Thousands of Canadians are turning to Uber and Airbnb for work and extra cash, a shift that reflects the growth of precarious labour in Canada.
Uber, the ride-hailing app, and Airbnb, the home-renting service, are generating temporary jobs and allowing Canadians to pad their incomes. These types of services, known as the “sharing,” “collaborative,” “gig” and “on-demand” economy, are expanding rapidly as consumers embrace the cheaper alternatives to cabs and hotels. But the new economy raises questions about the quality and sustainability of the work.
“If you are moving to the sharing economy, it also means sharing jobs. It creates more jobs but less stable jobs,” Benjamin Tal, deputy chief economist with CIBC, said.
“It will be a more dynamic labour force. But at the same time, there is less job security and more vulnerability,” he said.
Uber and Airbnb are also feeding into the growth of contract work.
Since 1997, contract and temporary employment have increased from 5.2 per cent of the total labour force to 7 per cent last year, Statistics Canada reports.
The rise in contract jobs can be seen in UberX, which allows any driver to pick up passengers. The San Francisco-based company, which is operating in more than 300 cities globally, does not employ any drivers and relies entirely on contractors to drive. In the one year since launching in Toronto, UberX has signed up more than 16,000 drivers. Most of them drive fewer than 10 hours a week and the average tenure is three months, according to the private company.
“What we are starting to see more and more is a shift to more precarious forms of employment,” Sunil Johal, policy director at the Mowat Centre, a public-policy think tank, said.
“If we are talking about people piecing together a few hours a week driving a car and a few hours a week renting out a space in their home, generally speaking that is not necessarily going to afford them a stable, secure income,” he said.
With the country’s economy struggling to rebound after a mild two-quarter contraction, some have touted Uber and Airbnb as a way to make a few bucks.
Airbnb, which has more than 33,000 listings across Canada, said the typical Airbnb host in Montreal earns about $280 a month renting his or her space for a few nights a month.
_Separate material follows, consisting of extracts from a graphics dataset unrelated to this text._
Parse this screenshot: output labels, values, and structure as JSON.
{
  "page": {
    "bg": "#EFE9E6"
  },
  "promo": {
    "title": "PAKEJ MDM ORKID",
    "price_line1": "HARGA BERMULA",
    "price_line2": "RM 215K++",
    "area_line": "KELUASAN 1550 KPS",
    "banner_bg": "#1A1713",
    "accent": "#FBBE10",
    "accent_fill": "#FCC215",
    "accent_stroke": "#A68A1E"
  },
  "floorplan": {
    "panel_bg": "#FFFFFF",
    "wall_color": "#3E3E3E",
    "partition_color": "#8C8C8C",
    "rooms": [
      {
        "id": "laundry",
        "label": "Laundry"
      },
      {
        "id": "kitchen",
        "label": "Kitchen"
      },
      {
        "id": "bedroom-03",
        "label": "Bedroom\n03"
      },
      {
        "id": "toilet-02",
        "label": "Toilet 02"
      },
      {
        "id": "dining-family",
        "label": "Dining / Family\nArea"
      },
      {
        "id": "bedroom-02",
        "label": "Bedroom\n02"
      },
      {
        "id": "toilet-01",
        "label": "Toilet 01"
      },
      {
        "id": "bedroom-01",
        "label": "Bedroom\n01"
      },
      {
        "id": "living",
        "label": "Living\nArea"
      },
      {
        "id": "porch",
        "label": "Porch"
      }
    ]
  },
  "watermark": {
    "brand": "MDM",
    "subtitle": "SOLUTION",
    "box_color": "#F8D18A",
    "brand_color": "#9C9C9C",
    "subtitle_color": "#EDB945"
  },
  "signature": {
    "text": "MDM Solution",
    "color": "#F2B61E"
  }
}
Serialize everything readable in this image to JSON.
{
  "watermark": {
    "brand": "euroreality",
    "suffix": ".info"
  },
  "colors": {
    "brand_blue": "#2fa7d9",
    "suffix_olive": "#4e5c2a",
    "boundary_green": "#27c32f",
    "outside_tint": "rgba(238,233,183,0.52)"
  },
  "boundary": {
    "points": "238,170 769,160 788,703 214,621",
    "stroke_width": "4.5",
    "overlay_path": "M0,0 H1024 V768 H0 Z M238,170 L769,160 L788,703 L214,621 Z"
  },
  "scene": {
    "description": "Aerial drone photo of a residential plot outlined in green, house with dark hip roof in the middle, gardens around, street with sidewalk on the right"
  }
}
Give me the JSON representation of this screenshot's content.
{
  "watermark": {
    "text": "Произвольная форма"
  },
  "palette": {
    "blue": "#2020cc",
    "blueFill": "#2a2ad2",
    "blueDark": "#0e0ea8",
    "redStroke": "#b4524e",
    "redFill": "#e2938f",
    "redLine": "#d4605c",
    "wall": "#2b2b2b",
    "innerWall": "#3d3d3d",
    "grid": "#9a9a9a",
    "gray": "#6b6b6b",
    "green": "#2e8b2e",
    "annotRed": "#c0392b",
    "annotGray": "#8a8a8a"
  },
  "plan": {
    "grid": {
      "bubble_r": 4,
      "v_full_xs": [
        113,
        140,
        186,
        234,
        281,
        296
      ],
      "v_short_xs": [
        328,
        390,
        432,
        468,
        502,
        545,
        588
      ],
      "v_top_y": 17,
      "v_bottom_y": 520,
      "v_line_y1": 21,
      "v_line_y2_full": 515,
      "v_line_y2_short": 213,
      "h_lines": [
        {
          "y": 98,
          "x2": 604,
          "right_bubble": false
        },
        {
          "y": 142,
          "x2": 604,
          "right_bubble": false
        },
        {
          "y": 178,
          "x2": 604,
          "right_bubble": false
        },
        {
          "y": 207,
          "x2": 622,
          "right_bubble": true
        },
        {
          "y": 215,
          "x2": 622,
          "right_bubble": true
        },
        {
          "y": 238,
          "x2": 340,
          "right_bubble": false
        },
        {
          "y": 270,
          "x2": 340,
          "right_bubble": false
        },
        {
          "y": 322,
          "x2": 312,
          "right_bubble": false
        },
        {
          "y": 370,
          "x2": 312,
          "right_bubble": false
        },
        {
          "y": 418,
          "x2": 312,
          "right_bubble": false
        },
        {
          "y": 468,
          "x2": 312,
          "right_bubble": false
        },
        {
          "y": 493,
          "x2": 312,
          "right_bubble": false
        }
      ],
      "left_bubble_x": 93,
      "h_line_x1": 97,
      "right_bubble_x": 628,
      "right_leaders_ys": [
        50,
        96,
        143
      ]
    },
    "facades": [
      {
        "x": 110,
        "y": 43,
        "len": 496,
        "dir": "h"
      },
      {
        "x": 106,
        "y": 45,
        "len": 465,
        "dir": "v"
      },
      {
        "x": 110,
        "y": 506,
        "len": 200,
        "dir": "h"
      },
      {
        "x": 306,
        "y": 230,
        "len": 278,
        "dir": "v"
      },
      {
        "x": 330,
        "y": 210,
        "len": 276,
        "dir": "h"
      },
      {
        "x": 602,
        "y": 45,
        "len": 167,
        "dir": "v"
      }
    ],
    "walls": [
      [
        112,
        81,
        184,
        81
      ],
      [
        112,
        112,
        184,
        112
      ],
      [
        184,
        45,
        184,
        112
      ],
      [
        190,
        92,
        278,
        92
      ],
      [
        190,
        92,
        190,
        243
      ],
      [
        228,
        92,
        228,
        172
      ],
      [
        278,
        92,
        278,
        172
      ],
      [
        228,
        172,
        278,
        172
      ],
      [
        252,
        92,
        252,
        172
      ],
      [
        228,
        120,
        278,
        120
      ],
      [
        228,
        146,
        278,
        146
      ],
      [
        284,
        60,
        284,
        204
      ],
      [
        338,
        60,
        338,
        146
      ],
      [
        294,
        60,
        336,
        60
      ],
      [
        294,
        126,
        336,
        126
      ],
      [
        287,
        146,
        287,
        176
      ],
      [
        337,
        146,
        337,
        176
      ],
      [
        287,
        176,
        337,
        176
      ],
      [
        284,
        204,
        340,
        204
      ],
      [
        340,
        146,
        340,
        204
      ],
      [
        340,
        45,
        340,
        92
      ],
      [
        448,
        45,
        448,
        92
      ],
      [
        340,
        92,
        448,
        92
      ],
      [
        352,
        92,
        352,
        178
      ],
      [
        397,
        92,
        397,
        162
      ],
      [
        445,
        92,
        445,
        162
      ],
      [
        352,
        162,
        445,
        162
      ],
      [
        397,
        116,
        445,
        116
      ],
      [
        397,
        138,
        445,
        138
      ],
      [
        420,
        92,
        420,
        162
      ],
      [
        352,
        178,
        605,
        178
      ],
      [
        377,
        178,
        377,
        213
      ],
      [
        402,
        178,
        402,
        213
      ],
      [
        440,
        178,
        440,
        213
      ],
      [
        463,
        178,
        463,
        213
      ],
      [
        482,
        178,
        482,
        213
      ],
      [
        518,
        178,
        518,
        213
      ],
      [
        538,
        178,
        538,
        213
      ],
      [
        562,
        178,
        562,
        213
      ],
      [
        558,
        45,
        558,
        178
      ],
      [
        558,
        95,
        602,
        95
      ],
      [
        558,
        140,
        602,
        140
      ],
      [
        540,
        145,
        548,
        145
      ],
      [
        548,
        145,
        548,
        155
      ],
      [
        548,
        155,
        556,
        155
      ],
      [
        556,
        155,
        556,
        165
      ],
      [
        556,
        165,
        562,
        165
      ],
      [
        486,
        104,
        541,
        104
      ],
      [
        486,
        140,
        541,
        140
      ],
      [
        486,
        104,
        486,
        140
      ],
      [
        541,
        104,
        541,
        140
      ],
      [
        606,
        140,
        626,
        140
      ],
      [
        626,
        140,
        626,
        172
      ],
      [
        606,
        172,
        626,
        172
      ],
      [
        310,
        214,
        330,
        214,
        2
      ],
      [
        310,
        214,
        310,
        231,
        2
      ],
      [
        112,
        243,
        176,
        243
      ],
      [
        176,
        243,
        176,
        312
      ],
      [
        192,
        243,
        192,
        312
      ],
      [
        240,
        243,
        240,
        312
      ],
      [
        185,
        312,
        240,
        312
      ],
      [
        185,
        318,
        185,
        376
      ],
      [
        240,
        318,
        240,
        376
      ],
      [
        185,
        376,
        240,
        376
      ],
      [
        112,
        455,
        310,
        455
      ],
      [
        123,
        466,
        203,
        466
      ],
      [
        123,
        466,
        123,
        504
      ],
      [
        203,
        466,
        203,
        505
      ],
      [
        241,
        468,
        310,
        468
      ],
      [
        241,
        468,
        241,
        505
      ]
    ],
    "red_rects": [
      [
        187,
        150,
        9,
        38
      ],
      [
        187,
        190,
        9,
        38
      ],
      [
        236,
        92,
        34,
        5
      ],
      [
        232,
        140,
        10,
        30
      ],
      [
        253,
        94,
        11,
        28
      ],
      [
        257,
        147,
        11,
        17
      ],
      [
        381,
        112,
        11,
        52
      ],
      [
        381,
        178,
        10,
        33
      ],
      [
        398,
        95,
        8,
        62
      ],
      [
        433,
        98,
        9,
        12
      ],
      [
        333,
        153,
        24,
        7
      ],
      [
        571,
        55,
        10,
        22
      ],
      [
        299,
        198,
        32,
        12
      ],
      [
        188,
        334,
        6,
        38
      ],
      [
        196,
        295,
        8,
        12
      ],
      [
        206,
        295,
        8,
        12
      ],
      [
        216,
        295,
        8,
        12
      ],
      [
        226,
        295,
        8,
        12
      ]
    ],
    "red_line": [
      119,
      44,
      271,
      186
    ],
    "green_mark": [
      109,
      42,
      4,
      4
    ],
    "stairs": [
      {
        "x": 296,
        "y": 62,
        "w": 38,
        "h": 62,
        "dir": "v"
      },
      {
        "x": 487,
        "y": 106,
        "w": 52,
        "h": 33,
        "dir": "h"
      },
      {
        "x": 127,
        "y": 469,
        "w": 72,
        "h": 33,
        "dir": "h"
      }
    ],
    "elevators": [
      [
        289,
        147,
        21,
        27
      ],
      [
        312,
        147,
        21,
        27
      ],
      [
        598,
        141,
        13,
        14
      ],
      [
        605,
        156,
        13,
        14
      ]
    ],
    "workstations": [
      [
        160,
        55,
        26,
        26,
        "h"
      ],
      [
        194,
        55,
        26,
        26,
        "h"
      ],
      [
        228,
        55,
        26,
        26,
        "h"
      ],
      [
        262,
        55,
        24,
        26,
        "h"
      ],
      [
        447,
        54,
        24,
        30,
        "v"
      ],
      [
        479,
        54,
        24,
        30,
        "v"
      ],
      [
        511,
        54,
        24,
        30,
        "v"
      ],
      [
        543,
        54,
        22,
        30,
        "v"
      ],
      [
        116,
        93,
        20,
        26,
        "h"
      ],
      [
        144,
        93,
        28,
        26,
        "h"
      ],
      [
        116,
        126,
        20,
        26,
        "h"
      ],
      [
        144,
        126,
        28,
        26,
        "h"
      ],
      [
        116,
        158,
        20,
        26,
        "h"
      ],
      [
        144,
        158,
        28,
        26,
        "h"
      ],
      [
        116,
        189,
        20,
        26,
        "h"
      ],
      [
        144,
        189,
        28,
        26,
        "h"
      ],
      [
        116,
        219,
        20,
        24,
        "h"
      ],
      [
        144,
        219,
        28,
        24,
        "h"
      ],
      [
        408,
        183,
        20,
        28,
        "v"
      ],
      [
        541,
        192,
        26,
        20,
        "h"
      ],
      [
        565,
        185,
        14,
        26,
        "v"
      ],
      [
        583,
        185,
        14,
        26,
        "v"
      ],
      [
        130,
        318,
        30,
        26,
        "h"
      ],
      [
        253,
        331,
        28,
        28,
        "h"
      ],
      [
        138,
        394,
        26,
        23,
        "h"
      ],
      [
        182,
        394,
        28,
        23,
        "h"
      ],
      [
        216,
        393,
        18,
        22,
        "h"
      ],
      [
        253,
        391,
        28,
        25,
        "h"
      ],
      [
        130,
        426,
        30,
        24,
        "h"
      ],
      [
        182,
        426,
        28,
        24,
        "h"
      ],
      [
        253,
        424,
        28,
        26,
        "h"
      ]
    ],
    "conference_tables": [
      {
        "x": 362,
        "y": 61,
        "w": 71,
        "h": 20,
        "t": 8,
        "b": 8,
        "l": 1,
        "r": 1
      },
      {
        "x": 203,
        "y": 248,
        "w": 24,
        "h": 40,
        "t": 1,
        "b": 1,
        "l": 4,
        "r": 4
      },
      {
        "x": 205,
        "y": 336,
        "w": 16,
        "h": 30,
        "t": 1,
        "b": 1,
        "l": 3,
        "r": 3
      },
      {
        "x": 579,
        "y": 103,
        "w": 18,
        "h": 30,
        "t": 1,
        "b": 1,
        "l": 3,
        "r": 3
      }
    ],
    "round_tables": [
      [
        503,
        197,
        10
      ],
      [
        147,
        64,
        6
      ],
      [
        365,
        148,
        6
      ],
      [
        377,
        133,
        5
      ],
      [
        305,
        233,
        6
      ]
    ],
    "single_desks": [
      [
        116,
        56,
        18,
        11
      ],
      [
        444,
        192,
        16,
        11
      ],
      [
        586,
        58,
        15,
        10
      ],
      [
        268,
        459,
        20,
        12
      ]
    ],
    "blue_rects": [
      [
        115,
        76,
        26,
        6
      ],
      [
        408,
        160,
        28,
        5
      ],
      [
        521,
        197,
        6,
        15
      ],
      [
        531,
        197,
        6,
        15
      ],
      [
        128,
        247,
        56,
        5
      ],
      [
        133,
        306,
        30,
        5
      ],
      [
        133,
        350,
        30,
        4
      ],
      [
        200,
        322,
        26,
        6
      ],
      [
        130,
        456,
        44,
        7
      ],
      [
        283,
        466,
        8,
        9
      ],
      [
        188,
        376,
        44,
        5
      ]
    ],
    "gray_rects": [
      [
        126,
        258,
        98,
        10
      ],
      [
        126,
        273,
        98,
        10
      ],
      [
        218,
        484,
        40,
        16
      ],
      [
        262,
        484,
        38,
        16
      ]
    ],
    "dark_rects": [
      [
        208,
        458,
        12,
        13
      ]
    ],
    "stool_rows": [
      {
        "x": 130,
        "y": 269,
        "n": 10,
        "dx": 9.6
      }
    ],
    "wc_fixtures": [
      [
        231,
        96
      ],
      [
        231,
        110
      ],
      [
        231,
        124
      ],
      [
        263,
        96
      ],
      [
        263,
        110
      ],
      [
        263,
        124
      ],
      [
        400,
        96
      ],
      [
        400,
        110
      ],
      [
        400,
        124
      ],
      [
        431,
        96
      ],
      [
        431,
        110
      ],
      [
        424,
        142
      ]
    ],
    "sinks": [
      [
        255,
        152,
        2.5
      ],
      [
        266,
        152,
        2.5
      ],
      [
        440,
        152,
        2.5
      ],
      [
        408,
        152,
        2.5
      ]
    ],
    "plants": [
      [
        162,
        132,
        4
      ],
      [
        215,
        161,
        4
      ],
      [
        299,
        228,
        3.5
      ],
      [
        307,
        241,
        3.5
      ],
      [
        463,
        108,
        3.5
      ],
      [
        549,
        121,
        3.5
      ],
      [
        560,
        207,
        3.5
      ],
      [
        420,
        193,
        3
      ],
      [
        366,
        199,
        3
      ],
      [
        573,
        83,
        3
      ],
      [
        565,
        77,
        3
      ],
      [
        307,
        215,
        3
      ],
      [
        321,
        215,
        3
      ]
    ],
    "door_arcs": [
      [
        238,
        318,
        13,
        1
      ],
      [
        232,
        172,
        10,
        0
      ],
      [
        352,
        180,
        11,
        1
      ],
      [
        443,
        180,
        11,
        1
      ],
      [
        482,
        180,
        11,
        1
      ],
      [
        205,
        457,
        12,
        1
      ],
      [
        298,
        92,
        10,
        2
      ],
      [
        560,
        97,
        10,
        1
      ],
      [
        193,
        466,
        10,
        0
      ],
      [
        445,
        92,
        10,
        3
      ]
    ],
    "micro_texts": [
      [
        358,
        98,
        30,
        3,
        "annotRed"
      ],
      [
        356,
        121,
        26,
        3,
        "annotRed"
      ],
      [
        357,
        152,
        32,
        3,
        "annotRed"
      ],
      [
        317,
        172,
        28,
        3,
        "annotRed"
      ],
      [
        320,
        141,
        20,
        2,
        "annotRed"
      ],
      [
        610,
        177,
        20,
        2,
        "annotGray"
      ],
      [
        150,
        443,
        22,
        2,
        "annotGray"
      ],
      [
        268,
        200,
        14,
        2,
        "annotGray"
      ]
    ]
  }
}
Airbnb said it “helps many Montreal residents to make ends meet.”
However, it is difficult to verify or quantify the impact of the “on-demand” economy, as data from the government’s labour force survey do not provide enough detail to capture the changes. For example, many Uber contractors drive as a second or third job and Statistics Canada does not record the type of secondary job.
For competitors of Uber and Airbnb, the influx of supply has driven down prices and revenue. A 2014 study from Boston University estimated that a 1-per-cent increase in Airbnb listings in Texas results in quarterly hotel revenues dropping by 0.05 per cent, a measure worsened by Airbnb’s rapid growth.
“It contributes to lower prices in general because it releases a ton of capacity into the market,” Alex Bellefleur, head of macro strategy at Pavilion Global Markets, said. “You had a bunch of cars that weren’t really doing public transportation before and now they are, and they are obviously leading to lower prices.”
In Toronto, cab drivers and fleet owners say they have seen a 30-per-cent to 50-per-cent drop in revenue.
“Drivers are working the same hours, but income is down,” said Tom Drimoussis, who has been in the cab business for nearly two decades and owns Tom’s Taxi in Toronto. Mr. Drimoussis said he used to have 40 full-time drivers for his fleet of 20 cars. But since Uber started operating last fall, about one-third of his cabs are idle.
“I don’t have drivers. I have cars sitting there,” Mr. Drimoussis said. “Drivers generate the revenue and the revenue is not on the street.”
The city of Toronto considers UberX practices illegal, arguing such a service must use licensed taxis.
Mr. Drimoussis and others in the cab industry don’t know whether they can stay in business.
Editor’s note: Due to an editing error, a previous version of this online story incorrectly identified Benjamin Tal as deputy chief economist of CIBC Mellon.